谷山は終端駅なので3面2線の櫛形ホームだが、中央の乗場が極端に狭く、そこで電車を待つのは危険だし、また両側に電車が停まった場合客の通行は困難に思われる。 地元の人は皆ドアが開くまで、両サイドのホームか駅舎入口あたりで待っている。 私は櫛歯の根元からホームへ進んだが、他の乗客は皆、そのまま線路を渡って電車へと乗り込んでいた。 折り返す同じ電車で次は鹿児島駅へ。 車内から見ていると、郡元から先の併用軌道はほぼセンターポール化されており、また軌道の緑化率もかなり高いようだ。
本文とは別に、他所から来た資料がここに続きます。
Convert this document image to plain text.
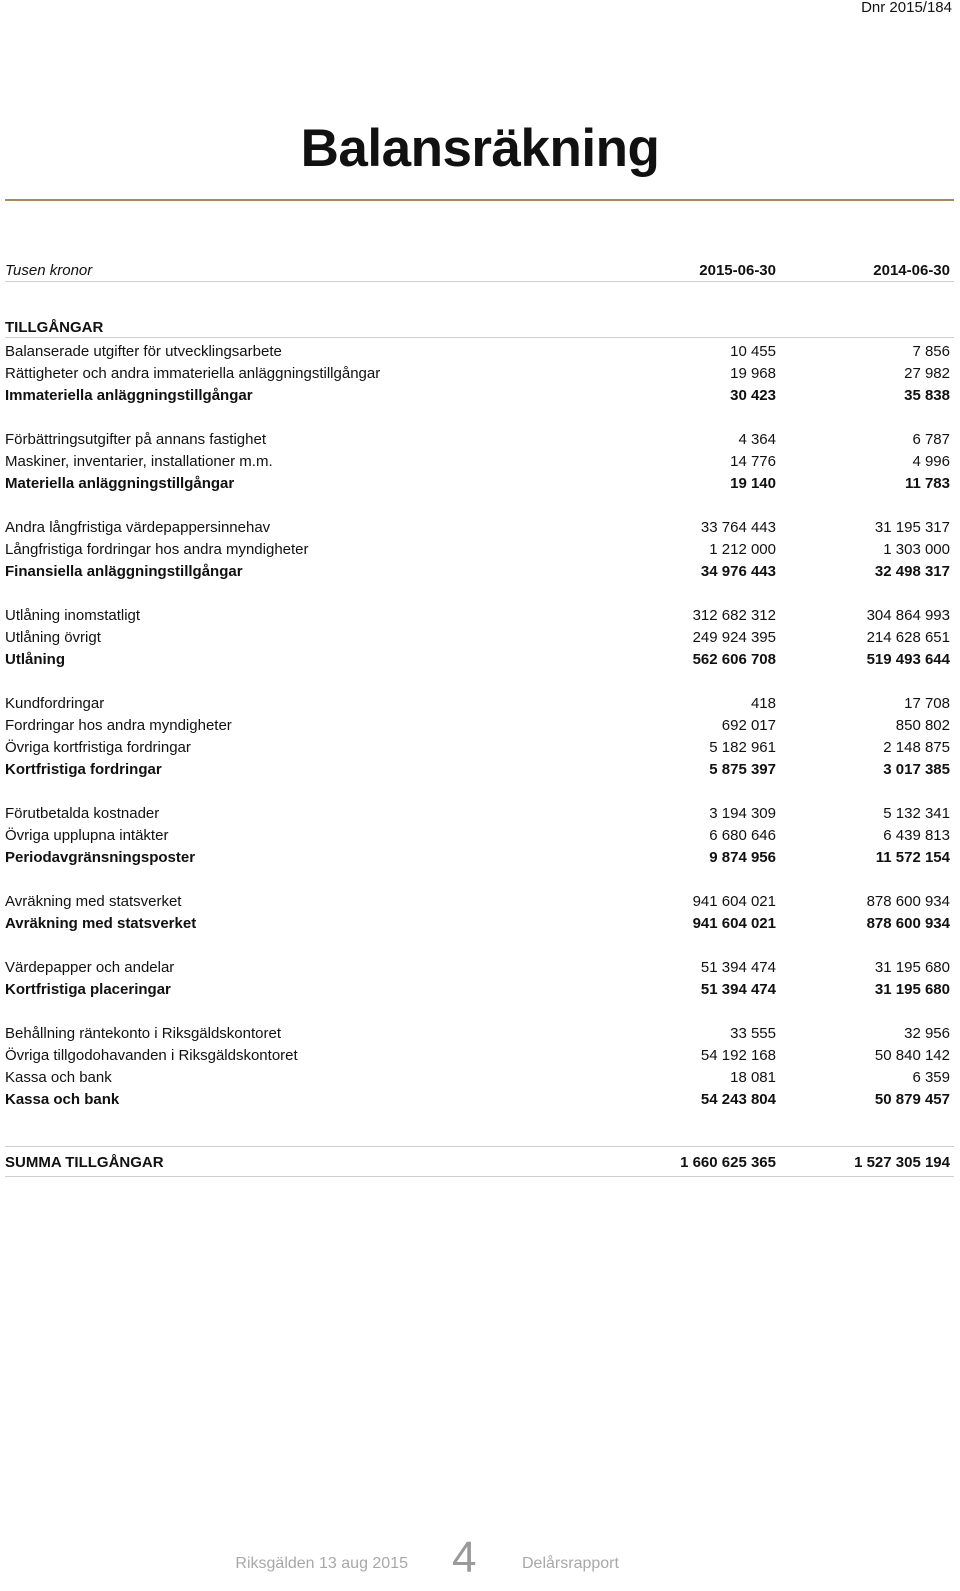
Dnr 2015/184
Balansräkning
Tusen kronor	2015-06-30	2014-06-30
TILLGÅNGAR
Balanserade utgifter för utvecklingsarbete	10 455	7 856
Rättigheter och andra immateriella anläggningstillgångar	19 968	27 982
Immateriella anläggningstillgångar	30 423	35 838
Förbättringsutgifter på annans fastighet	4 364	6 787
Maskiner, inventarier, installationer m.m.	14 776	4 996
Materiella anläggningstillgångar	19 140	11 783
Andra långfristiga värdepappersinnehav	33 764 443	31 195 317
Långfristiga fordringar hos andra myndigheter	1 212 000	1 303 000
Finansiella anläggningstillgångar	34 976 443	32 498 317
Utlåning inomstatligt	312 682 312	304 864 993
Utlåning övrigt	249 924 395	214 628 651
Utlåning	562 606 708	519 493 644
Kundfordringar	418	17 708
Fordringar hos andra myndigheter	692 017	850 802
Övriga kortfristiga fordringar	5 182 961	2 148 875
Kortfristiga fordringar	5 875 397	3 017 385
Förutbetalda kostnader	3 194 309	5 132 341
Övriga upplupna intäkter	6 680 646	6 439 813
Periodavgränsningsposter	9 874 956	11 572 154
Avräkning med statsverket	941 604 021	878 600 934
Avräkning med statsverket	941 604 021	878 600 934
Värdepapper och andelar	51 394 474	31 195 680
Kortfristiga placeringar	51 394 474	31 195 680
Behållning räntekonto i Riksgäldskontoret	33 555	32 956
Övriga tillgodohavanden i Riksgäldskontoret	54 192 168	50 840 142
Kassa och bank	18 081	6 359
Kassa och bank	54 243 804	50 879 457
SUMMA TILLGÅNGAR	1 660 625 365	1 527 305 194
Riksgälden 13 aug 2015 4	Delårsrapport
途中、武之橋という停留所で私は電車を降りる。 その理由はかつてここに車庫があったからだ。 現在は1系統の神田(交通局前)に移転しているが、それ以前は「武之橋」とその手前の「二中通り」が電車基地最寄りであった。 そして武之橋には石造りの立派な建物、鹿児島市交通局新武之橋変電所が移築再建されている。 これは躯体をRC造とし、外壁材には解体された旧変電所の石材を再利用しているとの事である。 その手前の道路上には車庫へと分岐する線路もまだ残っていた。
しばらく路上で撮影をしているうち、熱波で頭がクラクラして来た。 こりゃいかんと程々に切り上げ、次の電車に再び乗車して鹿児島駅へと向かう。 やって来たのはオリジナル塗装の500形、これは鹿児島市電最古参の形式だ。 電車は高見馬場電停の先で1系統と合流し、鹿児島市内で一番繁華な「天文館通」電停に停車。 さすがに乗降共に多くの客の出入りがあった。 ここは名物のしろくま元祖のお店もあり、また俄かアーケード研究家(笑)としてはぜひとも観察に降りたい所だったが、外の暑さにやられてもはや席を立つ気力が沸かず。 そのまま乗り通して、鹿児島駅前の立派な屋根のある電停に到着した。
この終端駅は電車が並ぶとなかなかの眺めで、立派な庫に小さな機関車が仲良く3台収まっている様にも見える。 乗降客も多く活気があるが、その一方で、すぐ目の前に佇むJR鹿児島駅は非常に素っ気無い造りで人影も見えず。 駅前も古びた看板建築の建物が並んでおり、おそらく私が学生時代に訪れた当時と、何も変わっていないんじゃないかとさえ思わせる。 新幹線が乗り入れて大発展を遂げた鹿児島中央駅とは好対照だが、模型目線の私としては、この雰囲気も捨てがたい魅力に溢れていると感じてしまうのだ。
鹿児島駅前からまた2系統に乗り、中央駅前まで戻って来て鹿児島市電の全線完乗となった。 これだけだと一日乗車券の元がとれてないような気もするが、記念として手元に券片も残るし、まぁいいだろう。 駅近くのホテルに一旦チェックインした後、お土産など物色する為に夕暮れの駅前に出た。 次々やって来るバスや電車、在来線と新幹線駅の上にはショッピングモール、その屋上には観覧車まで回っているというお祭り状態が笑えて来る。 宿は川沿いのホテルだったが、車と並んで橋を渡る市電が窓から良く見えるという、トラムビューの当たり部屋であった。